Civil war’s end won’t be enough to revive Libyan oil production
CAIRO (Bloomberg) --Libya’s oil industry is crumbling after more than nine years of neglected maintenance amid a civil war that’s killed thousands and destroyed towns across the country.
The lack of basic, nuts-and-bolts servicing has left pipelines corroding and storage tanks collapsing. Remedial work at wells alone could cost more than $100 million, the head of the state-run National Oil Corp. told Bloomberg, and that’s money the government can ill afford.
The damage means that Libya, despite having Africa’s largest crude reserves, will struggle to ramp up production quickly even if the conflict abates soon. Fighters are poised now for what could be a decisive battle at Sirte, a city just a two-hour drive from the so-called oil crescent -- a cluster of export terminals for most of the nation’s crude.
Libya produces about 90,000 barrels a day. That’s a fraction of the 1.6 million that companies such as Eni SpA and Repsol SA pumped in partnership with the NOC before the ouster of strongman Moammar Al Qaddafi in 2011 and the catastrophic war that followed. Until now, the NOC has usually succeeded in restoring operations quickly after regaining control of oil facilities shut due to fighting. That resilience, however, is fraying.
“The longer we wait, the greater the damage and the higher the cost,” NOC Chairman Mustafa Sanalla said in a written response to questions. “It is a tragedy for the people of Libya that political game-playing has been allowed to cause such damage to our country’s critical national infrastructure.”
The political turmoil has left Libya divided between a United Nations-recognized government in the capital Tripoli, where the NOC has its headquarters, and a competing administration based in the east. Since January, when supporters of the eastern-based commander Khalifa Haftar shut most of the country’s oil fields and ports, daily output has plunged by more than a million barrels.
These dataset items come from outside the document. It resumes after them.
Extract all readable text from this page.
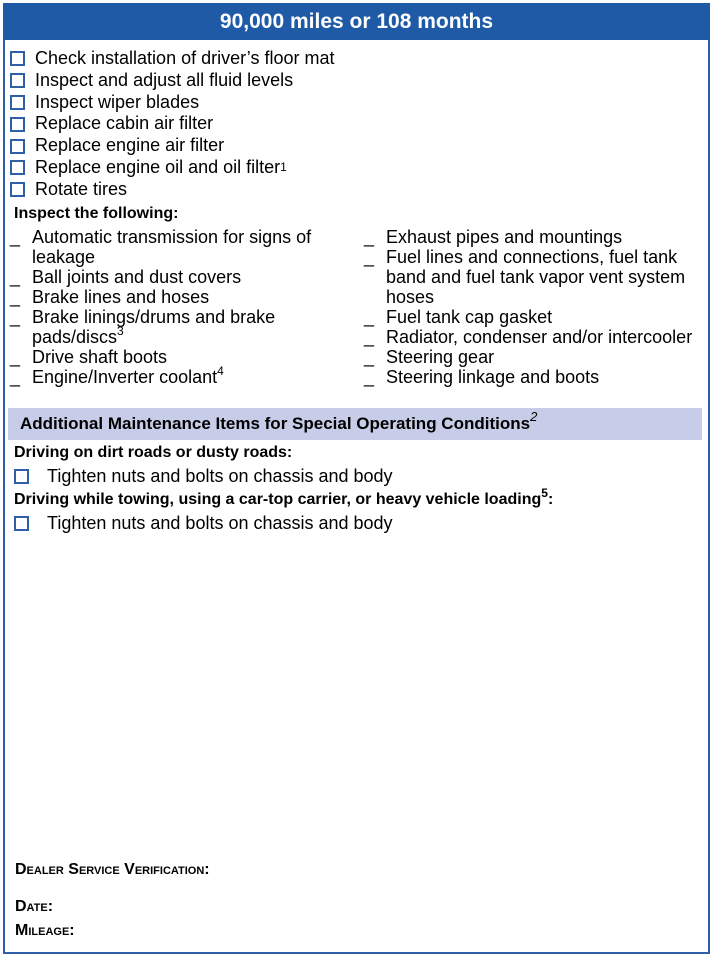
90,000 miles or 108 months
Check installation of driver’s floor mat
Inspect and adjust all fluid levels
Inspect wiper blades
Replace cabin air filter
Replace engine air filter
Replace engine oil and oil filter$^1$
Rotate tires
Inspect the following:
_ Automatic transmission for signs of leakage
_ Ball joints and dust covers
_ Brake lines and hoses
_ Brake linings/drums and brake pads/discs$^3$
_ Drive shaft boots
_ Engine/Inverter coolant$^4$
_ Exhaust pipes and mountings
_ Fuel lines and connections, fuel tank band and fuel tank vapor vent system hoses
_ Fuel tank cap gasket
_ Radiator, condenser and/or intercooler
_ Steering gear
_ Steering linkage and boots
Additional Maintenance Items for Special Operating Conditions$^2$
Driving on dirt roads or dusty roads:
Tighten nuts and bolts on chassis and body
Driving while towing, using a car-top carrier, or heavy vehicle loading$^5$:
Tighten nuts and bolts on chassis and body
Dealer Service Verification:
Date:
Mileage:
The Tripoli government of Fayez al-Sarraj, backed by Turkey, appears for now to have the upper hand on the battlefield. Its troops repulsed Haftar’s western offensive and have advanced as far as Sirte, on the central coast, which the rebels still control. When Haftar, who has support from Russia and Egypt, called a cease-fire this month, the government rejected it, saying it would first capture Sirte and an air base called Jufra.
Armed groups forced Libya’s biggest oil field of Sharara to stop production twice this month, and they also closed the nearby El-Feel deposit. Both southwestern fields had only just re-opened after halting in January.
The NOC’s lack of access to Sharara prevented workers from injecting chemicals into a pipeline to stop corrosion. A 16,000-barrel tank that handles overflows, or surges, collapsed last month as a result, Sanalla said.
“We are deeply concerned about corrosion in the pipelines,” he said. “Due to the disruption of exports, crude oil has stayed in the pipelines, which has environmental and other implications that will not be easy to address in the future.”
Harouge Oil Operations, a joint venture between the NOC and Canada’s Suncor Energy Inc., blames corrosion for at least 80 leaks at its facilities from January to May, Sanalla said. Harouge exports crude from Libya’s third-largest oil port at Ras Lanuf.
“Throughout the last nine years, Libyan production has been able to rebound,” said Mohammad Darwazah, an analyst at consultant Medley Global Advisors. “But many fields require urgent maintenance, and damage sustained to storage depots at the eastern terminals has not been fully repaired, limiting how quickly fields can ramp up.”
Prolonged shutdowns have reduced the pressure that wells need to spout oil. On earlier occasions when Sharara re-opened, it took just a few days to restore production to around 300,000 barrels a day. This time, the field will need around three months to recover, according to the NOC.
How to pay for the repairs is an open question; the NOC said Sunday that blockades of fields and ports by Haftar’s supporters have deprived Libya of $6 billion in potential oil revenue since January.
“Sustained under-funding of the state operator and multiyear delays to field and asset maintenance will make the challenge of a resumption greater this time around,” said Bill Farren-Price, a director at consultant RS Energy Group Canada Inc.
Any increase in Libyan supply could jar efforts by the OPEC+ coalition to limit global production. The Organization of Petroleum Exporting Countries and allies such as Russia are seeking to rebalance crude markets and prop up prices after they crashed with the spread of the coronavirus early in the year. Brent crude has more than doubled since late April, but at around $40 a barrel it’s still down 40% this year.
Libya, an OPEC member, is exempt from the output cuts, due to the nation’s strife.
For energy analysts and traders, the rot in Libya’s oil facilities makes it that much tougher to predict when production will pick up.
“Even if a peace deal is reached, its durability and impact on oil production remain uncertain,” analysts at Citigroup Inc., including Francesco Martoccia, said in a note this month. “The NOC is also confronting a steep natural decline rate of roughly 8% per year, which requires capital expenditures to at least marginally offset it.”